One dataset worth mentioning is traffic captures that are made available by malware analysis sandboxes, either internal or public. For example, the malware sandbox Hybrid Analysis provides not only PCAP files but also samples of other related malware files. You do need to sign up first. Descriptions of detection methods listed among the MITRE ATT&CK techniques can be sources of inspiration as well.

Additionally, you can always create your own datasets by using tests included in Metasploit or by crafting your own network traffic via pCraft. But crafting your own network traffic is only the beginning — the next step is emulating adversary behavior. You can do this via blue team/purple team exercises, but this is only really effective if you have well-established incident response processes already. Another potential approach is to develop your own scenarios. As it happens, Caldera by MITRE builds on the ATT&CK framework and is fit for this job.
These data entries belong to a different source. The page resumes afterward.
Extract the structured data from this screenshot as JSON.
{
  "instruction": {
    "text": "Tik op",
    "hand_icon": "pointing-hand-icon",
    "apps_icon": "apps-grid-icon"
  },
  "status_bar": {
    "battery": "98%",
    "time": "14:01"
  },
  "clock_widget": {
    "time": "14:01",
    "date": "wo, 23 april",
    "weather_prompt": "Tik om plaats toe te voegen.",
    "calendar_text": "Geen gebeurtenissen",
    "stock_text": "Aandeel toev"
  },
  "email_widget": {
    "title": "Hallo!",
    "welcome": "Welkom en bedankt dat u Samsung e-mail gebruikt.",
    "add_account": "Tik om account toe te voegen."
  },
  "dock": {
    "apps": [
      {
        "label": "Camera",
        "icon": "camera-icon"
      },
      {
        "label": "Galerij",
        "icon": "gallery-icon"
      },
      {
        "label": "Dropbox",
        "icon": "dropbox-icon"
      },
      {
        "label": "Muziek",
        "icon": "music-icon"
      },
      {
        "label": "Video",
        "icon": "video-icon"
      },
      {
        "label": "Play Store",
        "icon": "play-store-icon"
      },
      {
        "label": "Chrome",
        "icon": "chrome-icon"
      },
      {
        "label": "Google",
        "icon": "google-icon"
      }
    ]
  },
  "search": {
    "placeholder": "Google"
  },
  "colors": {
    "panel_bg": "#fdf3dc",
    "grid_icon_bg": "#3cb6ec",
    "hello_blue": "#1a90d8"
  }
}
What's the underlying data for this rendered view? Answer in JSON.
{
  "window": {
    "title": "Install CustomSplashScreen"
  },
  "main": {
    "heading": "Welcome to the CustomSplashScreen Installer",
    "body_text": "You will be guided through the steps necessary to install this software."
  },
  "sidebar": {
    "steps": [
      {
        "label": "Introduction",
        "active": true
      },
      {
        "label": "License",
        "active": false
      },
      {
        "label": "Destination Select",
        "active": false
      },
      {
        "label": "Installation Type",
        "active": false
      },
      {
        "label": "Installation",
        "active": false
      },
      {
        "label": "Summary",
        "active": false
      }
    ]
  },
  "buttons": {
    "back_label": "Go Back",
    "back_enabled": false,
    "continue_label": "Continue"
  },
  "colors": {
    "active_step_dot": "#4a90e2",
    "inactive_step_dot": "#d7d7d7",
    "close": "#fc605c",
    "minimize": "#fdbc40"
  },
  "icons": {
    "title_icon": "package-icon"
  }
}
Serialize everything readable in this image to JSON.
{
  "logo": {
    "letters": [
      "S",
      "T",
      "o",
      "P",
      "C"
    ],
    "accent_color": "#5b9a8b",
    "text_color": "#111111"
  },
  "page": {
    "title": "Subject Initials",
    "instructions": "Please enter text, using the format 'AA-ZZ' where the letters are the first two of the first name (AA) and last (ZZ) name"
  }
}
Automate Your Detection Capabilities

The holy grail of verifying your detection capabilities is automated adversary emulation. The Caldera framework built by MITRE is a perfect fit, but it does require involvement from your team. The biggest advantage is that it’s built on the MITRE ATT&CK framework, so you can reuse it to demonstrate your detection coverage later on.

Improving your detection capabilities can start with a simple paper list that documents strengths and weaknesses. Once you have produced this, you can challenge your readiness via tabletop exercises and certify your protections with bits and bytes via cyber simulation datasets.